Les maisons étaient conçues traditionnellement selon les principes de protection de l'intimité de la famille : forme introvertie de la maison à patio, sans ouverture vers l'extérieur, caractéristique de l'espace bâti en terre d'Islam. Les pièces de la maison possédaient des ouvertures directes sur la cour. Les ouvertures extérieures étaient rares en dehors de la porte. Les ouvertures intérieures donnaient sur une petite cour intérieure servant parfois d'enclos pour les animaux de basse-cour et animaux de bâts ; l'enclos était entouré de haies de jujubiers. La réalisation du plan à patio sur de petites parcelles imposait parfois la répartition des fonctions d'habitation en hauteur ; dans ce cas, la terrasse entourée de murs et d'auvents faisant alors office de patio. Les pièces de plus de 6 mètres de longueur qui devaient recevoir un étage étaient soutenues au milieu par un tronc d'arganier en Y qu'on appelle Achamouch.
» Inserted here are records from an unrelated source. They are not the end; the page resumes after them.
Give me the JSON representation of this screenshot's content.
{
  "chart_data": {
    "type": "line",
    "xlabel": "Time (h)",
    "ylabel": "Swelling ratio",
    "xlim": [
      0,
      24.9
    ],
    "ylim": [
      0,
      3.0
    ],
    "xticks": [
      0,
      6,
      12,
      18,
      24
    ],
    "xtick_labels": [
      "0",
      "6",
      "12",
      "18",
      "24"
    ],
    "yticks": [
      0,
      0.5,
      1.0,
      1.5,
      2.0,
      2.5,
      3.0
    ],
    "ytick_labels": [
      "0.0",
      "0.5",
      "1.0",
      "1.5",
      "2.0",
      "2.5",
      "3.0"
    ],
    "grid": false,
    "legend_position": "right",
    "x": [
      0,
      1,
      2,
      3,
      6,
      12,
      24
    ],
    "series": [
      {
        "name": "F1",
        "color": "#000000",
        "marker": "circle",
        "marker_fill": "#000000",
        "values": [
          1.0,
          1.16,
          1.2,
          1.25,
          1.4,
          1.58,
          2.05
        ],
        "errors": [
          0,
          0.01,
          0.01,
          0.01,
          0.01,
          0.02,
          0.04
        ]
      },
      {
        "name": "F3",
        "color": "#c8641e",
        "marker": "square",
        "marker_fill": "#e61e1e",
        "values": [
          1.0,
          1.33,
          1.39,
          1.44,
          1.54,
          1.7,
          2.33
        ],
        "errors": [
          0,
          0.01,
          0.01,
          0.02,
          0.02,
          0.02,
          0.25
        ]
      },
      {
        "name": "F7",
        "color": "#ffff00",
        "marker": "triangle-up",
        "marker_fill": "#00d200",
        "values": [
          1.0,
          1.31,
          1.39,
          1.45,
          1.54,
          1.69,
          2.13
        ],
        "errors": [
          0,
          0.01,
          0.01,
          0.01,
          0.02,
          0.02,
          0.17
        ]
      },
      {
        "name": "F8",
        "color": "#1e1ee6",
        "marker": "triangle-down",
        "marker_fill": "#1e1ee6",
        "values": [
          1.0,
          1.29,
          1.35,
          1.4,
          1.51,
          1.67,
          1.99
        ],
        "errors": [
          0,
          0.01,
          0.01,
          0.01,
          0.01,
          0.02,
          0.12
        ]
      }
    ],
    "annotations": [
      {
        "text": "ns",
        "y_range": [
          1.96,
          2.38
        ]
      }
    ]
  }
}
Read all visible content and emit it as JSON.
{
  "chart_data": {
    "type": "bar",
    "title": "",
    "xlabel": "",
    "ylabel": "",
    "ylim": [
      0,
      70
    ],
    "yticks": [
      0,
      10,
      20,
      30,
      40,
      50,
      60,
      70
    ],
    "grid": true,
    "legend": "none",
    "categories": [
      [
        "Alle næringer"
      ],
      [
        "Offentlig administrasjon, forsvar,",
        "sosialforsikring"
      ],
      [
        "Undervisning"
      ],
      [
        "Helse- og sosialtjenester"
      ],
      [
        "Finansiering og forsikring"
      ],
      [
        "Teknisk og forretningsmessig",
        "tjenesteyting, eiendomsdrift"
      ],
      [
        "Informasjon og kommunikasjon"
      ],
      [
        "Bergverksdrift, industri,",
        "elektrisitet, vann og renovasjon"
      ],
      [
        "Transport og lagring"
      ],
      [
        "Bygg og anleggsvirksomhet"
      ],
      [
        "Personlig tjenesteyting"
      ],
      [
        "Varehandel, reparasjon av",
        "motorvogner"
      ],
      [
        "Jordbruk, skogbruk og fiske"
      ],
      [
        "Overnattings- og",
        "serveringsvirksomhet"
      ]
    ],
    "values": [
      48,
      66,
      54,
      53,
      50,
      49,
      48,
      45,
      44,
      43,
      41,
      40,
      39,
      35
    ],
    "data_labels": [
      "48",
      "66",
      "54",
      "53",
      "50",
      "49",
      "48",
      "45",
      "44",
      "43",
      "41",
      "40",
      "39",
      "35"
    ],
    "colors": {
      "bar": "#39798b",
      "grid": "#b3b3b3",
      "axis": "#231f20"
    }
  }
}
L'habitat était ainsi traditionnellement organisé en trois espaces hiérarchisés selon les fonctions socio-économiques que devait remplir chaque maison : un espace familial de vie quotidienne, un espace pour les animaux domestiques, un espace de réception ; chaque pièce pouvant être polyvalente.
Chaque maison avait dans la mesure du possible un lieu pour faire les ablutions, une citerne d'eau (noutfia) et des toilettes. Elle disposait d'une petite pièce de stockage pour le bois, le charbon de bois, les grains d'orge, un peu de blé et surtout pour les noix d'argane.


La cuisine se faisait à l'extérieur dans la cour intérieure sur un kanoun. Certaines maisons disposaient d'un four à pain en terre.
Dans d'autres plus importantes, il y avait un métier à tisser pour fabriquer les couvertures, les tapis et les tissus pour les haïks, djellabas et burnous. Les travaux collectifs de tissage se faisaient parfois dans les rues peu fréquentées ou placettes. Rituellement dans ce cas, les passants offraient du thé, du sucre, des dattes avec cette phrase : "Que Dieu vous vienne en aide pour cette œuvre, Inch'Allah" et les femmes répondaient en cœur : "Amine ya Sidi", "Amine ya Lalla".

Des terrasses plates formaient les toitures.
Peut-être employait-on des faux plafonds en roseaux tressés sous la charpente permettant de préserver l'intérieur de la maison des écarts de température.

L'ossature était généralement faite de troncs d'arbre bruts (arganier) sur lesquels reposaient des solives de roseau ou de branchages.

La ventilation des locaux et l'ensoleillement se faisaient par la cour intérieure.

Lorsqu'il y avait un étage, celui-ci était réservé aux humains.

 

 

L'habitat groupé pour des raisons défensives avait l'avantage d'abriter l'intérieur de la cité contre les vents, et l'étroitesse des rues se révélait efficace contre le rayonnement solaire et le vent. En dehors du jardin exotique qui se trouvait dans l'éperon du Sud-Ouest, il n'y avait pas d'arbre dans la Kasbah. Peut-être trouvait-on quelques pots de basilic dans les cours intérieures.
L'électrification ne débuta que vers 1956-57 pour les habitants de la Kasbah. Les rues n'étaient pas éclairées et les habitants se servaient de la lampe à pétrole.
En 1957, le premier gouverneur du Souss après le protectorat français, Abdeslam Sefroui, fit amener l'eau à la Kasbah depuis Founti.

À la Kasbah rien ne se perdait, rien ne traînait, ni ne polluait durablement comme le plastique actuellement. Du souk, les légumes étaient mis dans un couffin. Les épluchures étaient données aux animaux de la maison. S'il restait un bout de papier qui avait servi d'emballage de la viande ou du poisson, il servait à allumer le kanoun. Les abats des gros et petits poissons étaient donnés aux chiens de garde ou aux chats des maisons.
Un tas de fumier existait vers la sortie au-delà du Mellah pour y déposer les déjections des animaux des cours, fumier qui servait aux fellahs qui exploitaient les terres des flancs nord-ouest de la Kasbah.